Solitamente noi filosofi iniziamo le nostre riflessioni ponendoci la domanda: «che cosa?». E perciò mi chiedo subito: che cos’è l’Unione Europea? E, quindi, che cos’è l’Europa? In prima battuta, si può rispondere facilmente all’interrogativo. Che cos’è l’Europa se non l’insieme delle storie che vengono narrate sull’Europa? Sono state raccontate molte storie sull’Europa. E sono molto differenti le une dalle altre. Alcune addirittura contrastanti. La lettura delle vicende passate e il giudizio su di esse sarà parziale. Tuttavia, anche se non sarà possibile ricordare tutte queste storie, bisogna menzionare almeno quelle più significative. Non solo per ragioni di scelta, ma anche di attenzione o rifiuto, abbiamo bisogno di ricordare le storie dell’Europa. L’Europa non vanta un numero così sorprendente di storie solo perché è il continente più antico, ma è diventata quella che è oggi proprio perché ha così tante storie. L’Europa è uno storytelling continent, un continente che ha costruito la sua identità come una sorta di autobiografia.

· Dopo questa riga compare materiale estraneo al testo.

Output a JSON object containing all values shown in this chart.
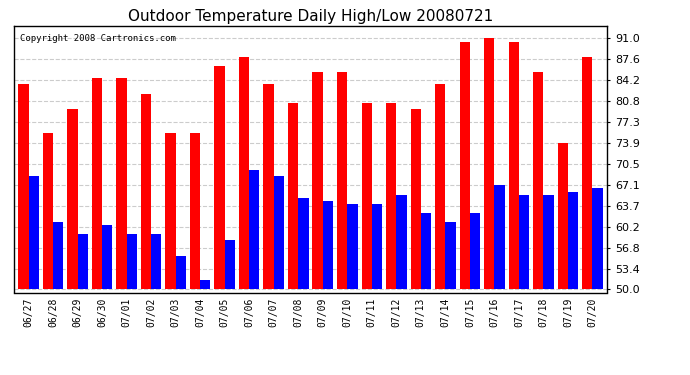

Fin dai tempi del primo Rinascimento sono state scritte o sono comparse diverse autobiografie dell’Europa. Una storia era incentrata sul continente cristiano contrastato da continenti non cristiani, un’altra sull’Occidente contrastato dall’Oriente, un’altra sul continente moderno contrastato da quello tradizionale, un’altra sul continente degli uomini bianchi contrastato dai continenti delle persone di colore, un’altra ancora sui colonizzatori contro i colonizzati, e così via. Come in tutti i casi di costruzione dell’identità, anche l’identità dell’Europa è stata forgiata contrapponendo il «nostro» continente agli «altri», alla non-Europa. [...]
Il caso dell’Unione Europea è simile. Tuttavia c’è una differenza sostanziale. Al contrario dei vecchi imperi europei, ci sono istituzioni democratiche centralizzate: è quindi un’entità del tutto nuova. D’altronde, la modernità consente la possibilità di inventare istituzioni, forme di organizzazione e di governo totalmente nuove. Come ho ricordato, sia la democrazia liberale sia il totalitarismo sono proprio esempi di invenzioni moderne: la prima come nuova forma di governo che sostituisce, da un lato, le vecchie repubbliche e, dall’altro, le monarchie liberali; il secondo come sostituto delle dittature militari e dei dispotismi, mentre l’Unione Europea rappresenta una nuova entità che sostituisce i vecchi imperi europei. È molto probabile che, se le democrazie liberali si estenderanno, allo stesso modo il modello dell’Unione Europea potrà stabilirsi in altri continenti.
Ho sostenuto prima che l’Unione Europea è un impero atipico, dal momento che ha soppiantato gli imperi europei. In primo luogo è un’Unione nella quale gli Stati membri hanno uguale influenza, e dove i singoli Stati nazionali rimangono indipendenti nonostante abbiano concordato un autorestringimento della propria sovranità. La difficoltà di elaborare e di accettare una costituzione vincolante per tutti gli Stati membri è dunque la mancanza che deriva da una condizione iniziale ideale. In secondo luogo, l’Unione Europea è un impero atipico perché non ha un esercito. Un impero senza esercito è indifeso perché deve basarsi esclusivamente sul proprio potere economico o sul potere militare di altri. Questo problema dovrà essere risolto dalle prossime generazioni. E non è affatto semplice. Se l’Europa sviluppa un apparato militare al suo interno, si troverà più pronta e in grado di resistere a un eventuale ricatto; per fare ciò, dovrà però sacrificare una parte della sua ricchezza.